Le ministre haïtien de la Santé, Duckenson Lorthe, a été démis de ses fonctions à la suite d’une attaque meurtrière contre le plus grand hôpital public de la capitale, Port-au-Prince, le 24 décembre. Un survivant a décrit l’horreur de la scène.
Dans un communiqué publié jeudi après-midi (26 décembre 2024), le conseil de transition d’Haïti a nommé le ministre de la Justice Patrick Pélissier au poste de ministre de la Santé par intérim jusqu’à ce qu’un remplaçant soit trouvé pour le ministre sortant, Duckenson Lorthe. Ce dernier a été limogé après les meurtres de deux journalistes et d’un policier, mardi 24 décembre dernier, par des membres de gangs.
Ces derniers ont fait irruption dans l’hôpital général et ont tiré sans discernement sur les journalistes qui étaient là pour couvrir la réouverture de l’établissement. Il s’agit de l’une des pires attaques contre les médias haïtiens, avec deux morts et sept blessés.
Jean Feguens Regala, un photographe qui a survécu à l’attaque, a déclaré que les journalistes avaient été invités à l’hôpital par le ministère de la Santé mais que la sécurité ne semblait pas adéquate pour une telle manifestation. “Lorsque nous avons contacté une unité de police, les agents nous ont dit qu’ils n’étaient pas au courant de l’événement.» a-t-il expliqué.
Le ministre de la Santé ne s’est pas présenté à cette cérémonie, pour des raisons qui n’ont pas été communiquées.
C’est ainsi qu’il a justifié cette attaque sanglante. Des membres de la coalition des gangs « Viv Ansanm », qui ont pris le contrôle d’une grande partie de Port-au-Prince, ont encerclé l’hôpital et ouvert le feu à travers une porte métallique. Une vidéo filmée à l’intérieur au moment de l’attaque montre la porte à l’extérieur de l’hôpital se déformant sous une pluie de coups de feu, alors que les journalistes se précipitaient pour tenter d’entrer dans le bâtiment.
Peu de temps après l’attaque, Johnson « Izo » André – considéré comme le chef de gang le plus puissant d’Haïti et membre de « Viv Ansanm » a publié une vidéo sur les réseaux sociaux revendiquant la responsabilité de l’attaque. La vidéo indique que la coalition des gangs n’avait pas autorisé la réouverture de l’hôpital.
“On a entendu les coups de feu se rapprocher de nous» récit Jean Feguens Regala. “Certains ont été touchés à la poitrine“, “une partie de leur visage a été détruite, d’autres ont reçu une balle dans la bouche ou dans la tête» raconte le photographe.
Il n’a survécu que parce qu’il est resté caché derrière un poste de garde en béton. “Si je m’étais précipité ou couru à l’intérieur de l’hôpital pour me cacher, je suis sûr que je serais l’une des victimes.“
La suite de son histoire est tout aussi effrayante. “Nous avons commencé à appeler à l’aide pour les victimes qui saignaient abondamment», a-t-il déclaré. “Il n’y avait ni médecin ni infirmière à proximité.« . Pire, “alors que l’hôpital était sur le point de rouvrir, il n’y avait pas de matériel médical disponible pour prodiguer les premiers soins aux victimes, journalistes et autres victimes“, a déclaré le photographe, ajoutant que faute de gants, ils ont utilisé des sacs en plastique.
Lorsque la police a finalement répondu aux appels à l’aide des journalistes, au bout de deux heures, ils ont dû escalader un mur avec une échelle, car les gangs contrôlaient toujours la plupart des rues.
“Ces gens ont passé plus d’une heure à perdre du sang», s’est indigné Jean Feguens Regala.

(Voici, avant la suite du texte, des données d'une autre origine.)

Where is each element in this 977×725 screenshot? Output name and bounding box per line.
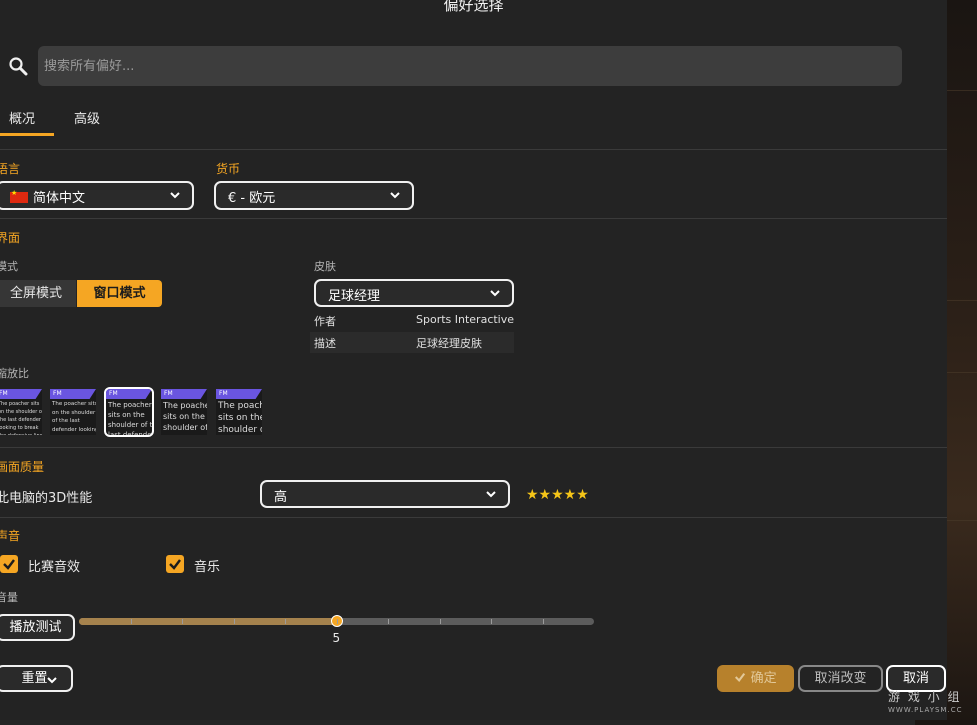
scale-option[interactable]: FM The poacher sits on the shoulder of t…: [216, 389, 262, 435]
volume-tick: [439, 619, 441, 624]
play-test-button[interactable]: 播放测试: [0, 614, 75, 641]
language-label: 语言: [0, 162, 21, 176]
scale-option[interactable]: FM The poacher sits on the shoulder of t…: [50, 389, 96, 435]
divider: [0, 218, 947, 219]
divider: [0, 517, 947, 518]
search-icon: [9, 57, 28, 76]
currency-label: 货币: [216, 162, 241, 176]
currency-dropdown[interactable]: € - 欧元: [214, 181, 414, 210]
chevron-down-icon: [490, 290, 500, 297]
sound-title: 声音: [0, 529, 21, 543]
scale-option[interactable]: FM The poacher sits on the shoulder of t…: [0, 389, 42, 435]
skin-description-row: 描述 足球经理皮肤: [310, 332, 514, 353]
skin-dropdown[interactable]: 足球经理: [314, 279, 514, 307]
watermark: 游 戏 小 组: [888, 690, 962, 704]
skin-label: 皮肤: [314, 260, 336, 273]
search-field[interactable]: [38, 46, 902, 86]
music-checkbox[interactable]: [166, 555, 184, 573]
volume-tick: [542, 619, 544, 624]
fullscreen-mode-button[interactable]: 全屏模式: [0, 280, 76, 307]
language-value: 简体中文: [33, 191, 86, 206]
volume-slider[interactable]: [79, 615, 594, 627]
preferences-dialog: 偏好选择 概况 高级 语言 货币 简体中文 € - 欧元 界面 模式 皮肤 全屏…: [0, 0, 947, 720]
divider: [0, 447, 947, 448]
mode-label: 模式: [0, 260, 18, 273]
match-sound-checkbox[interactable]: [0, 555, 18, 573]
volume-tick: [182, 619, 183, 624]
scale-option-selected[interactable]: FM The poacher sits on the shoulder of t…: [104, 387, 154, 437]
3d-performance-dropdown[interactable]: 高: [260, 480, 510, 508]
active-tab-indicator: [0, 133, 54, 136]
windowed-mode-button[interactable]: 窗口模式: [77, 280, 162, 307]
check-icon: [735, 672, 746, 682]
tab-overview[interactable]: 概况: [9, 108, 35, 127]
interface-title: 界面: [0, 231, 21, 245]
volume-slider-fill: [79, 618, 337, 625]
tab-advanced[interactable]: 高级: [74, 108, 100, 127]
volume-tick: [233, 619, 235, 624]
volume-value: 5: [332, 631, 341, 645]
chevron-down-icon: [390, 192, 400, 199]
skin-author-row: 作者 Sports Interactive: [314, 313, 515, 328]
volume-tick: [388, 619, 389, 624]
performance-stars-icon: ★★★★★: [526, 487, 589, 503]
quality-title: 画面质量: [0, 460, 45, 474]
volume-label: 音量: [0, 591, 18, 604]
dialog-title: 偏好选择: [443, 0, 504, 14]
volume-tick: [336, 619, 338, 624]
cancel-changes-button[interactable]: 取消改变: [798, 665, 883, 692]
skin-value: 足球经理: [328, 289, 381, 304]
search-input[interactable]: [38, 46, 902, 86]
chevron-down-icon: [170, 192, 180, 199]
check-icon: [169, 559, 181, 570]
chevron-down-icon: [47, 677, 57, 684]
scale-label: 缩放比: [0, 367, 29, 380]
reset-dropdown[interactable]: 重置: [0, 665, 73, 692]
confirm-button[interactable]: 确定: [717, 665, 794, 692]
chevron-down-icon: [486, 491, 496, 498]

Mardi, l’Association haïtienne des journalistes a publié une déclaration appelant le gouvernement, qui fonctionne à peine, à ne pas mettre la vie des journalistes ou du public en danger en organisant de tels événements. Regala a déclaré qu’il était clair dès leur arrivée sur les lieux que la zone autour de l’hôpital n’était pas sûre.
Leslie Voltaire, président par intérim d’Haïti, a pris la parole : «J’adresse mes condoléances aux victimes, à la police nationale et aux journalistes», a-t-il déclaré mardi, dans un discours à la nation.
Les attaques de gangs ont poussé le système de santé haïtien au bord de l’effondrement, entraînant des pillages, des incendies et la destruction d’installations médicales et de pharmacies dans la capitale. La violence a engendré une augmentation du nombre de patients et un manque de ressources pour les soigner. Récemment, Médecins sans frontières a dû suspendre ses activités en raison d’attentats.
Jean Féguens Regala a déjà déclaré qu’il ignorerait les appels de sa famille à se retirer de la profession de journaliste.
“Les travaux doivent se poursuivre pour garantir que le public soit tenu informé» dit-il.